Real GDP growth was flat in November, rebounding somewhat from a decline of 0.3 per cent in October, the agency said.

StatCan said drops in activity in goods-producing industries were offset by expansion on the services side of the economy.

Manufacturing faced a 1.3 per cent decline in November. StatCan said the output of motor vehicles and parts hit a bottleneck as a global shortage of semiconductors curtailed production at a major auto plant.
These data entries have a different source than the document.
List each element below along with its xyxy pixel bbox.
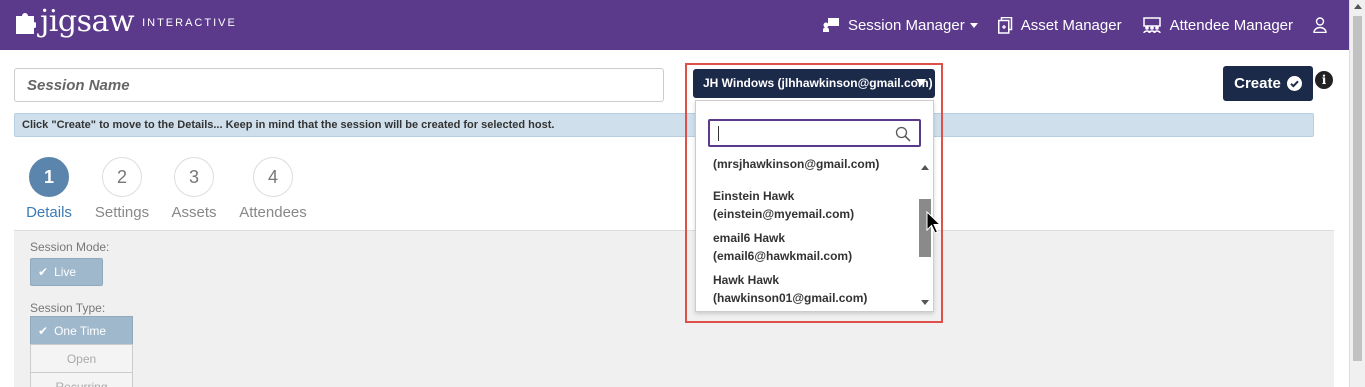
host-dropdown-menu: (mrsjhawkinson@gmail.com) Einstein Hawk … [695,100,934,312]
scroll-up-arrow-icon[interactable] [921,165,929,170]
scroll-up-arrow-icon[interactable] [1354,4,1362,9]
host-option-name: Einstein Hawk [713,189,795,203]
caret-down-icon [916,79,926,86]
session-type-one-time[interactable]: ✔ One Time [30,316,133,345]
check-icon: ✔ [38,265,49,279]
host-option[interactable]: Einstein Hawk (einstein@myemail.com) [713,187,854,223]
info-banner: Click "Create" to move to the Details...… [14,113,1314,137]
text-cursor [718,126,719,141]
host-options-list: (mrsjhawkinson@gmail.com) Einstein Hawk … [696,153,918,311]
files-icon [997,16,1012,34]
step-assets[interactable]: 3 Assets [149,157,239,221]
host-option-email: (hawkinson01@gmail.com) [713,291,868,305]
brand-name: jigsaw [40,4,135,39]
create-button-label: Create [1234,75,1281,92]
host-select-button[interactable]: JH Windows (jlhhawkinson@gmail.com) [693,69,935,98]
step-number: 4 [253,157,293,197]
jigsaw-logo[interactable]: jigsaw INTERACTIVE [14,6,237,38]
page-scrollbar-thumb[interactable] [1353,16,1362,361]
host-option[interactable]: email6 Hawk (email6@hawkmail.com) [713,229,852,265]
host-option-email: (email6@hawkmail.com) [713,249,853,263]
check-icon: ✔ [38,323,49,338]
session-type-recurring[interactable]: Recurring [30,372,133,387]
session-type-label: Session Type: [30,301,106,315]
step-attendees[interactable]: 4 Attendees [228,157,318,221]
step-number: 2 [102,157,142,197]
host-list-scrollbar[interactable] [918,161,933,309]
host-option-name: Hawk Hawk [713,273,780,287]
session-type-group: ✔ One Time Open Recurring [30,316,133,387]
create-button[interactable]: Create [1223,66,1313,101]
main-nav: Session Manager Asset Manager Attendee M… [822,0,1327,50]
scroll-down-arrow-icon[interactable] [921,300,929,305]
session-type-option-label: One Time [54,323,107,338]
nav-attendee-manager[interactable]: Attendee Manager [1142,17,1293,34]
chevron-down-icon [969,22,978,28]
host-search-input[interactable] [708,119,921,147]
check-circle-icon [1286,76,1302,91]
step-label: Attendees [239,204,307,221]
session-mode-option: Live [54,265,77,279]
host-option-name: email6 Hawk [713,231,786,245]
nav-asset-manager[interactable]: Asset Manager [997,16,1122,34]
puzzle-piece-icon [14,12,37,38]
page-scrollbar[interactable] [1349,0,1365,387]
session-type-open[interactable]: Open [30,344,133,373]
user-account-button[interactable] [1313,17,1327,33]
nav-session-manager-label: Session Manager [847,16,965,34]
host-option[interactable]: (mrsjhawkinson@gmail.com) [713,153,879,173]
session-mode-live-toggle[interactable]: ✔ Live [30,258,103,286]
mouse-pointer-icon [926,211,942,234]
step-number: 1 [29,157,69,197]
nav-session-manager[interactable]: Session Manager [822,17,978,34]
host-option-email: (einstein@myemail.com) [713,207,855,221]
step-number: 3 [174,157,214,197]
top-navigation-bar: jigsaw INTERACTIVE Session Manager Asset… [0,0,1349,50]
host-option-email: (mrsjhawkinson@gmail.com) [713,157,880,171]
search-icon [895,126,911,142]
brand-suffix: INTERACTIVE [142,17,237,29]
host-option[interactable]: Hawk Hawk (hawkinson01@gmail.com) [713,271,867,307]
user-icon [1313,17,1327,33]
session-name-input[interactable] [14,68,664,102]
nav-attendee-manager-label: Attendee Manager [1169,16,1293,34]
session-mode-label: Session Mode: [30,240,110,254]
nav-asset-manager-label: Asset Manager [1020,16,1122,34]
presentation-board-icon [822,18,839,32]
step-label: Assets [171,204,217,221]
attendees-icon [1142,17,1161,33]
details-panel: Session Mode: ✔ Live Session Type: ✔ One… [14,230,1334,387]
info-icon[interactable]: i [1315,71,1333,89]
November saw manufacturing of durable goods hit its lowest levels since 2011, outside the COVID-19 pandemic.

Activity in the wholesale trade sector fell 2.1 per cent thanks to the declines in automotive output. The agriculture, forestry, fishing and hunting industries also contracted in the month.

Retail trade expanded 1.3 per cent in November, StatCan said, more than offsetting two previous months of declines.

Various sectors also saw rebounds in November thanks to the end of strikes at Canada Post, Alberta schools and British Columbia liquor stores.

StatCan’s flash estimates suggest real GDP increased 0.1 per cent in December as the manufacturing and wholesale trade sectors returned to growth.

If that early look at the data lines up with next month’s quarterly GDP report, StatCan said the economy would have contracted 0.5 per cent on an annualized basis in the final quarter of 2025. 

A contraction in the economy to end 2025 would mark a sharp swing lower from annualized growth of 2.6 per cent in the third quarter. The economy also shrank in the second quarter of 2025 as U.S. tariffs took hold.

“Today’s results reinforce the theme that the economy struggled to grow at all in Q4 after a surprisingly perky Q3,” said BMO chief economist Doug Porter in a note to clients Friday.

Porter said the economy will struggle to post growth of much more than one per cent in 2026, “with the sluggish hand-off from 2025 as well as the lingering cloud of uncertainty on the trade front.”

Based on the initial estimates, StatCan estimates real GDP would have increased 1.3 per cent last year.

The Bank of Canada said in updated forecasts released earlier this week that it expected growth to be flat overall in the fourth quarter. The central bank expects the economy to recover modestly in 2026.

For a second consecutive decision, the bank held its benchmark interest rate steady at 2.25 per cent on Wednesday.

Porter said the latest GDP figures are not markedly different from the Bank of Canada’s updated projections and will do little to shift the central bank from the sidelines.

CIBC senior economist Andrew Grantham agreed with Porter, arguing that the Bank of Canada’s policy rate is at a low enough level to give a bit of a lift to a struggling economy.

“Overall today’s data are unlikely weak enough to revive talks for further interest rate cuts by the bank, but it is clear that rates will need to be held at stimulative levels for a while to drive a recovery amid the continued uncertain economic environment,” Grantham said in a note.